Does the description disclose side effects, auth requirements, rate limits, or destructive behavior?

No annotations are provided, so the description carries the full burden. It successfully discloses the specific model (FLUX.1-schnell) which hints at speed/quality tradeoffs, but lacks details about output format (URL vs base64), file persistence, authentication requirements, or rate limiting that would be crucial for an agent to know before invocation.

Agents need to know what a tool does to the world before calling it. Descriptions should go beyond structured annotations to explain consequences.

Conciseness5/5

Is the description appropriately sized, front-loaded, and free of redundancy?

Two compact sentences with zero redundancy. The first establishes the input-output contract (prompt → image), the second provides implementation context (model name). Every word earns its place; structure is front-loaded with the most critical information.
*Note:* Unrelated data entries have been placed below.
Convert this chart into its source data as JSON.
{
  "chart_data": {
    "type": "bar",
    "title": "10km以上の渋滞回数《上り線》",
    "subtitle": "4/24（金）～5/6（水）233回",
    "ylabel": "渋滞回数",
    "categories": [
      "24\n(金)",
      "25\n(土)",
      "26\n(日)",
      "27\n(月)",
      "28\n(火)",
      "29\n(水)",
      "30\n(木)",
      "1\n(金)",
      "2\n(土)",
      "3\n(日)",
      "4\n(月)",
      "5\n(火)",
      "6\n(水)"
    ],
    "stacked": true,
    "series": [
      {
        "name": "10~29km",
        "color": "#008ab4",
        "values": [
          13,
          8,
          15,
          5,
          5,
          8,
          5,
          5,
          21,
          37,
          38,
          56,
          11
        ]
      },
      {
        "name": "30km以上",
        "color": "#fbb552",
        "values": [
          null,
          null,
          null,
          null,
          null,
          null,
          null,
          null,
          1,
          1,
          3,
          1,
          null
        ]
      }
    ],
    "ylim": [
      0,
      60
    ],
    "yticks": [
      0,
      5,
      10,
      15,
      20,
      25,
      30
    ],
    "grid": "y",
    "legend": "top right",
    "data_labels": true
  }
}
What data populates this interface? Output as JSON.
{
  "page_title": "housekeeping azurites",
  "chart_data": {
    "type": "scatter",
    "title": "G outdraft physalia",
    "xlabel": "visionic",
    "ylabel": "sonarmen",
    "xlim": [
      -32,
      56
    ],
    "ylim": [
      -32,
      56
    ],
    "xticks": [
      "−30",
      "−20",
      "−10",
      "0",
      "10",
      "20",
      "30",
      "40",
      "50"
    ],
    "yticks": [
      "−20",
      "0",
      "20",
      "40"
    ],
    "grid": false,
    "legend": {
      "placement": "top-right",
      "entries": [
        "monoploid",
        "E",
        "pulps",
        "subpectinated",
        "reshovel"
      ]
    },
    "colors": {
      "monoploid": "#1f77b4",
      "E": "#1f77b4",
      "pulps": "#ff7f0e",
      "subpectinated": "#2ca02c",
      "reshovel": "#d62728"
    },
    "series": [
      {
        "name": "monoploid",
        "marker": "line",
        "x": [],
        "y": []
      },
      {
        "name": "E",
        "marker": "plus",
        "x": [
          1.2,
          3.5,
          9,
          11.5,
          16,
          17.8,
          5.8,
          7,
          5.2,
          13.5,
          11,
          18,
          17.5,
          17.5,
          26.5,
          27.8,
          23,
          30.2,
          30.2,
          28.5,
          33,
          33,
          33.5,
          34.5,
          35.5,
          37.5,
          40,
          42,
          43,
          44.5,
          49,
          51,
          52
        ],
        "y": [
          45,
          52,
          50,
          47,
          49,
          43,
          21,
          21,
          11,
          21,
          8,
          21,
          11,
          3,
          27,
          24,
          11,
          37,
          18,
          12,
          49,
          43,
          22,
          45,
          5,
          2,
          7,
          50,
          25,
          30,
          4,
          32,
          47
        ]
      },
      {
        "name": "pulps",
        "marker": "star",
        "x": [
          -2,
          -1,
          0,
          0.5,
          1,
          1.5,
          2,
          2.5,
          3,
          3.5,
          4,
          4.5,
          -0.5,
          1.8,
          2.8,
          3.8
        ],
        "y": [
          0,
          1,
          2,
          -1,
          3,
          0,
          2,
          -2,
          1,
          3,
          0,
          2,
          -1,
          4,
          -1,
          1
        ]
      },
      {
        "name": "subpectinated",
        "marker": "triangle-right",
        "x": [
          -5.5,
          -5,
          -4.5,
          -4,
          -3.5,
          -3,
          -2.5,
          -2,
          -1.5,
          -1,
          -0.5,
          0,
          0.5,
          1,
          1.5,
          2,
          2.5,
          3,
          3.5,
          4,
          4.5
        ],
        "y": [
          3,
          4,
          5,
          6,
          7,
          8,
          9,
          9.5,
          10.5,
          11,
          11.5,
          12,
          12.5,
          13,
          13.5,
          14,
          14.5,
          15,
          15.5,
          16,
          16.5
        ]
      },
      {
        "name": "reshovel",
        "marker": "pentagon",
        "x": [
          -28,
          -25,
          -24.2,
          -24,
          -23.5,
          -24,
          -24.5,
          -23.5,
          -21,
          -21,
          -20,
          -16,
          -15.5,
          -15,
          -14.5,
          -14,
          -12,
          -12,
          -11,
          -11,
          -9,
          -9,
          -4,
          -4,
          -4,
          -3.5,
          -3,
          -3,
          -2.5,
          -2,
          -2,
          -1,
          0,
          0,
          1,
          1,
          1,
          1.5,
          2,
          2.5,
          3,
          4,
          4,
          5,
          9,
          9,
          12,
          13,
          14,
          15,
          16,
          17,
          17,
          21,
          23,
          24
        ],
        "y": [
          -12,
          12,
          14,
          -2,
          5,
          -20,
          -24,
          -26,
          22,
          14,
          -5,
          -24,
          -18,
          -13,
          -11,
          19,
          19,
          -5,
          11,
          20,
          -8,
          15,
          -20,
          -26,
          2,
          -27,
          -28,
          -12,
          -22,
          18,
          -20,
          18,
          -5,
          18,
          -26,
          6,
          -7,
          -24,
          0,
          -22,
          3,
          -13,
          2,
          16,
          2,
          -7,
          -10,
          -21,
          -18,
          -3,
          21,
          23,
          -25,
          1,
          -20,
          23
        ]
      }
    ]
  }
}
Shorter descriptions cost fewer tokens and are easier for agents to parse. Every sentence should earn its place.

Completeness3/5

Given the tool's complexity, does the description cover enough for an agent to succeed on first attempt?

For a 2-parameter tool with complete schema documentation, the description is minimally sufficient. It mentions the specific model which is helpful context. However, given no output schema exists, the description could have clarified the return format (e.g., image URL, base64 data) or whether the generation is synchronous/asynchronous.

Complex tools with many parameters or behaviors need more documentation. Simple tools need less. This dimension scales expectations accordingly.

Parameters3/5

Does the description clarify parameter syntax, constraints, interactions, or defaults beyond what the schema provides?

Schema coverage is 100%, establishing a baseline of 3. The description references '텍스트 프롬프트' (text prompt) which aligns with the required 'prompt' parameter, but adds no semantic detail beyond the schema for 'num_inference_steps' or regarding parameter interactions. The schema fully documents both parameters, so minimal additional description is needed.

Input schemas describe structure but not intent. Descriptions should explain non-obvious parameter relationships and valid value ranges.

Purpose5/5

Does the description clearly state what the tool does and how it differs from similar tools?

The description clearly states the specific action (generate images) and resource (images from text prompts), and explicitly names the underlying model (FLUX.1-schnell). It clearly distinguishes from siblings like calc, geocode, and get-weather which handle completely different domains.

Agents choose between tools based on descriptions. A clear purpose with a specific verb and resource helps agents select the right tool.

Usage Guidelines3/5

Does the description explain when to use this tool, when not to, or what alternatives exist?

No explicit when-to-use or when-not-to-use guidance is provided. While the purpose is clear enough that an agent would know to use this for image generation tasks, there is no discussion of prerequisites, rate limits, or comparison to hypothetical alternative image generation approaches.

Agents often have multiple tools that could apply. Explicit usage guidance like "use X instead of Y when Z" prevents misuse.